Whitaker HJ., Tsang RS., Byford R., Andrews NJ., Sherlock J., Pillai PS., Williams J., Button E., Campbell H., Sinnathamby M., Victor W., Anand S., Linley E., Hewson J., DArchangelo S., Otter AD., Ellis J., Hobbs RF., Howsam G., Zambon M., Ramsay M., Brown KE., de Lusignan S., Amirthalingam G., Bernal JL.

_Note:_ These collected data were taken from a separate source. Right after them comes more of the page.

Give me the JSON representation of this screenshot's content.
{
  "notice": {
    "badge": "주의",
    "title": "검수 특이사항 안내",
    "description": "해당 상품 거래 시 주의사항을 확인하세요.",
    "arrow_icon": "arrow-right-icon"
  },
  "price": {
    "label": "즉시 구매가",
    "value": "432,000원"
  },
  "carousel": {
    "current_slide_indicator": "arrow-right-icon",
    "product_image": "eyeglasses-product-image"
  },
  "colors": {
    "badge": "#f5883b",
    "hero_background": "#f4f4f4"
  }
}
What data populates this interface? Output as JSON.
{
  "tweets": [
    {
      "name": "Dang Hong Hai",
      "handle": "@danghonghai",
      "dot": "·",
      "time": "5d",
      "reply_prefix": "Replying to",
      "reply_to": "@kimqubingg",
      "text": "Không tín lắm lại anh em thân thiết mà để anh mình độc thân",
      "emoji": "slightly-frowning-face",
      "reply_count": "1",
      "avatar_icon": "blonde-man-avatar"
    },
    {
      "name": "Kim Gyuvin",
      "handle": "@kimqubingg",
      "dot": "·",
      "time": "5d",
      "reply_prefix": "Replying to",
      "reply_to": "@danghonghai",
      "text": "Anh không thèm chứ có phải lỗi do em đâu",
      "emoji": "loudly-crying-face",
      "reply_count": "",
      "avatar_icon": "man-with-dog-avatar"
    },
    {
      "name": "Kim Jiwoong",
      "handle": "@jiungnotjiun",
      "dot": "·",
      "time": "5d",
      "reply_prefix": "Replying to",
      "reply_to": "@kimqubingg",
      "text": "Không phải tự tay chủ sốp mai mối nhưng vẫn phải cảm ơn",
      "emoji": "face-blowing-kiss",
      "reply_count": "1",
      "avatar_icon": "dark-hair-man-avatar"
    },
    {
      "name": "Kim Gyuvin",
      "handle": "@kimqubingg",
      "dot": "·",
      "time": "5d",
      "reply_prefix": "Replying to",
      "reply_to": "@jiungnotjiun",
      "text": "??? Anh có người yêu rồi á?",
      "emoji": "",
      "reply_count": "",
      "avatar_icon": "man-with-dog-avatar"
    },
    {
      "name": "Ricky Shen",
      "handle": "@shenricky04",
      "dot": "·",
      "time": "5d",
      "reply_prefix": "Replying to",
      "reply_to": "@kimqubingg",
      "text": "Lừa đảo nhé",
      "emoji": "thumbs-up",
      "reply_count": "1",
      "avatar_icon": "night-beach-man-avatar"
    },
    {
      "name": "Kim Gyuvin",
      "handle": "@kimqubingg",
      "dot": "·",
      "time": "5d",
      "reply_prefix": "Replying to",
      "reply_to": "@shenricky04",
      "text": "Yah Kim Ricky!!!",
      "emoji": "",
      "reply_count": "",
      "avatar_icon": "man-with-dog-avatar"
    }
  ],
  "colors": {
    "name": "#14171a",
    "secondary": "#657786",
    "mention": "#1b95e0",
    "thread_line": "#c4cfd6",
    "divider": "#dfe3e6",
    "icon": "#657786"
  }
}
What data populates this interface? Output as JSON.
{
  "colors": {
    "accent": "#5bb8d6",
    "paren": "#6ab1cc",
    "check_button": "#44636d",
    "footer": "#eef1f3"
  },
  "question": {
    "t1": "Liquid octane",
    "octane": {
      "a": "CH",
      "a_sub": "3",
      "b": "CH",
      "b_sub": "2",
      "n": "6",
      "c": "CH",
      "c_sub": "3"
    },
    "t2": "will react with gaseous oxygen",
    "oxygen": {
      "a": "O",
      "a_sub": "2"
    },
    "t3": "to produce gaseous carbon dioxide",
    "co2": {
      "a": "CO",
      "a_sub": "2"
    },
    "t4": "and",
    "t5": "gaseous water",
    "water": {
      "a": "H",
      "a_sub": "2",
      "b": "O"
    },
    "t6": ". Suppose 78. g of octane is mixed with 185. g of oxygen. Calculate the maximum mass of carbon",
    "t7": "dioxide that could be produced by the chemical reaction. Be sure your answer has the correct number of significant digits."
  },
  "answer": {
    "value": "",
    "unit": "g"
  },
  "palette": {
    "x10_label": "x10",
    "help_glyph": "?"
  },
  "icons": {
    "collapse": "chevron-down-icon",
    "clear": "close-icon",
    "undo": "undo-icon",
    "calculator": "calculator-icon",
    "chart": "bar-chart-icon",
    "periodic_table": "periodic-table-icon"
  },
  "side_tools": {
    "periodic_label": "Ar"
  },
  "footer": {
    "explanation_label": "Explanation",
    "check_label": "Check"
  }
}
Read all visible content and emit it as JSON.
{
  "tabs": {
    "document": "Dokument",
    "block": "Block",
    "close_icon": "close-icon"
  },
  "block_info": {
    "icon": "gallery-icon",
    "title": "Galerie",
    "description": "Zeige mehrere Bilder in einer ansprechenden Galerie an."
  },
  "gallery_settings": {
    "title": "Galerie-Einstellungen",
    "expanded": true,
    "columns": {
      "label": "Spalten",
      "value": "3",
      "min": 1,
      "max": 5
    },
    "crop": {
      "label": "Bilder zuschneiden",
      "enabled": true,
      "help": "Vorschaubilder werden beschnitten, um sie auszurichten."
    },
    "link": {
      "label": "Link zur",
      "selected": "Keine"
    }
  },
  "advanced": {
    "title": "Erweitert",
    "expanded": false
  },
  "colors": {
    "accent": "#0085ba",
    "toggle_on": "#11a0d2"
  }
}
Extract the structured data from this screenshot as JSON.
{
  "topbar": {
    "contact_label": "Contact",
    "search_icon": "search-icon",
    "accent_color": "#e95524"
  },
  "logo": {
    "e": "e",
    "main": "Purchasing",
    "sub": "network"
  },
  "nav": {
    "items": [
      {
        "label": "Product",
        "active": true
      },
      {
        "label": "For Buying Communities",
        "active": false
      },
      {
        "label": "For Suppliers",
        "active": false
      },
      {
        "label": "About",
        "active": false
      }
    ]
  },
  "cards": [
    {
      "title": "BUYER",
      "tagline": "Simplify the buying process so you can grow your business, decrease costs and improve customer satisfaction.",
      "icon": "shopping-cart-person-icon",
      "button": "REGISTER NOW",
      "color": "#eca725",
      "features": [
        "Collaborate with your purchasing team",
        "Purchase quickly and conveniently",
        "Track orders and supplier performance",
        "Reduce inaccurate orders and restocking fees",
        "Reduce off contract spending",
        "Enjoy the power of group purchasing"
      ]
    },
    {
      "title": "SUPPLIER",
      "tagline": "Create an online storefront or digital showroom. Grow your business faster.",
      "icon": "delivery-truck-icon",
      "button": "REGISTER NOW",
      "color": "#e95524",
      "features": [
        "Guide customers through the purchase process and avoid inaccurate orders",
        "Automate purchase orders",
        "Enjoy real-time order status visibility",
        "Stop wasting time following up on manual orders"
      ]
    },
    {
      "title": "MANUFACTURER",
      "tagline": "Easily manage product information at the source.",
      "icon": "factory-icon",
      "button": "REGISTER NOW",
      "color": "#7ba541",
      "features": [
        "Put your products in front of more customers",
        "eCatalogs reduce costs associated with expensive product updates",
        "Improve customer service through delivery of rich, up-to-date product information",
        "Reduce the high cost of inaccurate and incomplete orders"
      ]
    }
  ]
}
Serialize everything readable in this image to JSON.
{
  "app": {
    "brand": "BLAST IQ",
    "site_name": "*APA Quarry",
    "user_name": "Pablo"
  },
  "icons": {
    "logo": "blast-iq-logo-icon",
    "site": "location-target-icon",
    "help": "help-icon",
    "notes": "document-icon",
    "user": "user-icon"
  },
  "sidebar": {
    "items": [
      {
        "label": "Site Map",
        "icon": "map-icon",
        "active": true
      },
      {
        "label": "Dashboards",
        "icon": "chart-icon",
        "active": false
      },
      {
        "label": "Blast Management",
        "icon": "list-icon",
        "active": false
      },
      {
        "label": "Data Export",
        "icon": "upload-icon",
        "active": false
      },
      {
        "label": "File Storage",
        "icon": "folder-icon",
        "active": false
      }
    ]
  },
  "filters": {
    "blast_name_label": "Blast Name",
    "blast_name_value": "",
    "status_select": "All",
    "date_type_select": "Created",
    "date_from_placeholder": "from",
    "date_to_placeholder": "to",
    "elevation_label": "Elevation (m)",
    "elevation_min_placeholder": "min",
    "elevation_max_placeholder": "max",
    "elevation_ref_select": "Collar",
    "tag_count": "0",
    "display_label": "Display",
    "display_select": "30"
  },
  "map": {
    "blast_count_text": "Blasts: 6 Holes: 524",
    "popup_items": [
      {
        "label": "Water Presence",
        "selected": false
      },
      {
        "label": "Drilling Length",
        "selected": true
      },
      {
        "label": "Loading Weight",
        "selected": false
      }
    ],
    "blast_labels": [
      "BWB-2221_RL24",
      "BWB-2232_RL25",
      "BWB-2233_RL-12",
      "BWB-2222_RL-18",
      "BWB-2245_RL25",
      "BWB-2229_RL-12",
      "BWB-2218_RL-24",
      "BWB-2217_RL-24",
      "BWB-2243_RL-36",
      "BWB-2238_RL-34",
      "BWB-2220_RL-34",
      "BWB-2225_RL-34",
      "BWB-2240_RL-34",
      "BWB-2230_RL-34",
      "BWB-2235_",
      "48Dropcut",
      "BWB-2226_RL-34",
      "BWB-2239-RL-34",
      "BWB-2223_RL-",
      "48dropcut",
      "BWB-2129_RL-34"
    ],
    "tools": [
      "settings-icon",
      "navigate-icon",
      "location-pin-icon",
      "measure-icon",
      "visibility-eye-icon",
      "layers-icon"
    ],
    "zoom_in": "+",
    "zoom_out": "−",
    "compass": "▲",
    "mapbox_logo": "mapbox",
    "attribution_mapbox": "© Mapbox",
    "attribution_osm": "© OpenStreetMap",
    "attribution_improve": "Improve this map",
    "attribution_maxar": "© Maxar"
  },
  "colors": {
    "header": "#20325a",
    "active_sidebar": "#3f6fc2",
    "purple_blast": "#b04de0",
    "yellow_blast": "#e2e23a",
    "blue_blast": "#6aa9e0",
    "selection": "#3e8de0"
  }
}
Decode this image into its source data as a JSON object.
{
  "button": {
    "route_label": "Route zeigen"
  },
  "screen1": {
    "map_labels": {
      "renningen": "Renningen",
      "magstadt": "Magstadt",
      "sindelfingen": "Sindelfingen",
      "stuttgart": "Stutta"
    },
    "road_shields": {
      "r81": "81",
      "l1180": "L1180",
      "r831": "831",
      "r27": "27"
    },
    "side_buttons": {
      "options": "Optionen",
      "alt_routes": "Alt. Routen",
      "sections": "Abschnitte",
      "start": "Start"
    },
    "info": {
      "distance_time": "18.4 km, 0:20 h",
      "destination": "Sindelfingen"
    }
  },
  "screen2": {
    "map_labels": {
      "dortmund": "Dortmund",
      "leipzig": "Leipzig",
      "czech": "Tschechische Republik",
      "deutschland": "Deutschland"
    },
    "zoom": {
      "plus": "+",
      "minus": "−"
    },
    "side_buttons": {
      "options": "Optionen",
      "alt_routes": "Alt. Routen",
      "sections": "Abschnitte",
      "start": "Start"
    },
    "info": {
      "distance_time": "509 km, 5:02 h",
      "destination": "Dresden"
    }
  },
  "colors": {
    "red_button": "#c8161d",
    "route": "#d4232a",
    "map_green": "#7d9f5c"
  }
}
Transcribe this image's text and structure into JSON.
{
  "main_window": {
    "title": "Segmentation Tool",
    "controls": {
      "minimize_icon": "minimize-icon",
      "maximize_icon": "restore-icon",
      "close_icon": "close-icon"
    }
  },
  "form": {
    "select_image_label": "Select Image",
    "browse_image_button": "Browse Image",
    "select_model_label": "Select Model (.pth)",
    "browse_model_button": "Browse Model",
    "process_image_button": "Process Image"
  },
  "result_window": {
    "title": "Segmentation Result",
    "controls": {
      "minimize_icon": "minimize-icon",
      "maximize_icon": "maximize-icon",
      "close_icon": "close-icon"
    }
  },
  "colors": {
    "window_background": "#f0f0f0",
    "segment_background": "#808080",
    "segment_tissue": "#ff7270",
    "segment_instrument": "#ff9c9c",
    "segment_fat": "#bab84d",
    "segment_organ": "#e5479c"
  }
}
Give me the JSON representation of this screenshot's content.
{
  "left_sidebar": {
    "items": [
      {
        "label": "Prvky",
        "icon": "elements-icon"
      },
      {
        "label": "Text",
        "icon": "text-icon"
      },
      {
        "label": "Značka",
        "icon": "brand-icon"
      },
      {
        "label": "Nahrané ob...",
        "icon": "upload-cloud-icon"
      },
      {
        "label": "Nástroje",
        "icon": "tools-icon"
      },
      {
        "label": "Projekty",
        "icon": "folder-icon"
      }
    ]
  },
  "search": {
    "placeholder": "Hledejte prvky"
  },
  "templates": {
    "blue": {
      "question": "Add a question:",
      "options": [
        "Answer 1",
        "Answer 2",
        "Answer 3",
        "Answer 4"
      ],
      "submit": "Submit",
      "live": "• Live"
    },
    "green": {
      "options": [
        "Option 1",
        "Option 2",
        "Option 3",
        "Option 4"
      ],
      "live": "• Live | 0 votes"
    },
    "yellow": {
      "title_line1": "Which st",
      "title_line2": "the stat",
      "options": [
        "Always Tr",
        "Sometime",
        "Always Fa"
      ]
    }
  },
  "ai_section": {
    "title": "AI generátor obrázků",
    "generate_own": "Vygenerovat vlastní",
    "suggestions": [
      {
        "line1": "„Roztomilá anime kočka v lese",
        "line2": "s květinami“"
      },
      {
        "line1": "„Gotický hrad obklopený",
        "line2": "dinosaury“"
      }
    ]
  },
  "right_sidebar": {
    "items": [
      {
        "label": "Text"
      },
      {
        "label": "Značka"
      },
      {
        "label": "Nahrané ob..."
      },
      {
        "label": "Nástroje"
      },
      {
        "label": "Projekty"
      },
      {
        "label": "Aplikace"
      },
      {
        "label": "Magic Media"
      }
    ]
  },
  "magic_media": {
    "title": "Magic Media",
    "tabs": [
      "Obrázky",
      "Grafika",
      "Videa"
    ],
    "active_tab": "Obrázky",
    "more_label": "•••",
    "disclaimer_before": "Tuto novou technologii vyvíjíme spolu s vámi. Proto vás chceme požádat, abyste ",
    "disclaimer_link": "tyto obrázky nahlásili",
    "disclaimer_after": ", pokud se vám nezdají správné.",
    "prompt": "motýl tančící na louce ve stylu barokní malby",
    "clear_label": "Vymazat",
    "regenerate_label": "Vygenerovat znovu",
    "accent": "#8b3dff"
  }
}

BACKGROUND: COVID-19 vaccines approved in the UK are highly effective in general population cohorts, however, data on effectiveness among individuals with clinical conditions that place them at increased risk of severe disease are limited. METHODS: We used GP electronic health record data, sentinel virology swabbing and antibody testing within a cohort of 712 general practices across England to estimate vaccine antibody response and vaccine effectiveness against medically attended COVID-19 among individuals in clinical risk groups using cohort and test-negative case control designs. FINDINGS: There was no reduction in S-antibody positivity in most clinical risk groups, however reduced S-antibody positivity and response was significant in the immunosuppressed group. Reduced vaccine effectiveness against clinical disease was also noted in the immunosuppressed group; after a second dose, effectiveness was moderate (Pfizer: 59.6%, 95%CI 18.0-80.1%; AstraZeneca 60.0%, 95%CI -63.6-90.2%). INTERPRETATION: In most clinical risk groups, immune response to primary vaccination was maintained and high levels of vaccine effectiveness were seen. Reduced antibody response and vaccine effectiveness were seen after 1 dose of vaccine among a broad immunosuppressed group, and second dose vaccine effectiveness was moderate. These findings support maximising coverage in immunosuppressed individuals and the policy of prioritisation of this group for third doses.